La Isla Minima – Mörderland

Mitte Juli zeigt arte den Film »Mörderland – La Isla Mínima«, der in die brütende Hitze Südspaniens entführt. Das mehrfach preisgekrönte Drama ist ein fulminanter Thriller, der ein schonungsloses Bild Spaniens kurz nach dem Ende der Franco-Diktatur zeichnet.

Großes europäisches Kino, mit atemberaubenden Luftaufnahmen des Mündungsdeltas des Guadalquivir: eine Landschaft wie gemalt, ein Sumpfdelta so verschlungen wie ein undurchdringliches Labyrinth.


Szenenbild - La Isla Minima - Mörderland
Pedro und Juan landen in einer andalusischen Kleinstadt / © Atipica-Films, Julio Vergne

Es ist das Jahr 1980. Zwei Madrider Polizisten werden in eine Kleinstadt in Andalusien geschickt. Hier in der Provinz ist die Zeit stehengeblieben, das Erbe Francos liegt bleiern über dem Land.

Die beiden Ermittler, Pedro und Juan, sind völlig verschieden. Der eine trinkt gern, der andere geht lieber früh ins Bett. Einer kann schießen, der andere nicht. Doch jetzt müssen sie gemeinsam im Marschland des Flusses Guadalquivir nach zwei verschollenen minderjährigen Schwestern zu suchen.

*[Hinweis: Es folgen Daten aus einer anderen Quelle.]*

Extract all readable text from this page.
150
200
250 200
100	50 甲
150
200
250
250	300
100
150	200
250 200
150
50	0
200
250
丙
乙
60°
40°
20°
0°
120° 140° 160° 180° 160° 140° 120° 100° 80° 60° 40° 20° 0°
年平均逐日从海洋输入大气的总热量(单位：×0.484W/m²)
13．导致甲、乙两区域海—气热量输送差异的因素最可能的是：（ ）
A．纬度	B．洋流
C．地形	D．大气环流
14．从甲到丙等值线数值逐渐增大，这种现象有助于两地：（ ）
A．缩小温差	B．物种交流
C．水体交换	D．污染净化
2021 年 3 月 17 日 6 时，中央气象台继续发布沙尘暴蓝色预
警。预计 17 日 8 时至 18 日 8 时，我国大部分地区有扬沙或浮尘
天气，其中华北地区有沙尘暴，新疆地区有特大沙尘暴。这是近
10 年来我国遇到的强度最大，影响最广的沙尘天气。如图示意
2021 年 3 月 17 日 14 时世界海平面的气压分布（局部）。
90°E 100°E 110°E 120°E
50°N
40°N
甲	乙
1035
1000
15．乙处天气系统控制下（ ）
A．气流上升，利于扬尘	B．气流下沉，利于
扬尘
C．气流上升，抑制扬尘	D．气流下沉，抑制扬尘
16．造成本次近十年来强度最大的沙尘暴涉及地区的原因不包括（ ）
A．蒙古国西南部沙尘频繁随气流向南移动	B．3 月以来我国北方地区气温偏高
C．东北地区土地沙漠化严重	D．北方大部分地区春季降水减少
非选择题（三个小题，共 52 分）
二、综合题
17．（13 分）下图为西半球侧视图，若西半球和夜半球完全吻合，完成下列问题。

Szenenbild - La Isla Minima - Mörderland
Pedro und Juan müssen ihre Differenzen überwinden / © Atipica-Films, Julio Vergne

Überall stoßen die beiden Ermittler auf Hindernisse. In dem kleinen Dorf, über dem ein schwüler Himmel hängt, will niemand über die vermissten Mädchen reden und selbst der Vater weigert sich hartnäckig zu kooperieren …


Regisseur Alberto Rodríguez (Kings of the City, 7 Jungfrauen) konfrontiert seine desillusionierten Charaktere mit der Weite der radikal öden Landschaft, in der sich die Verbrecher verstecken und sich die Polizisten verlieren. Ein faszinierendes Sittenbild eines zerrissenen Landes.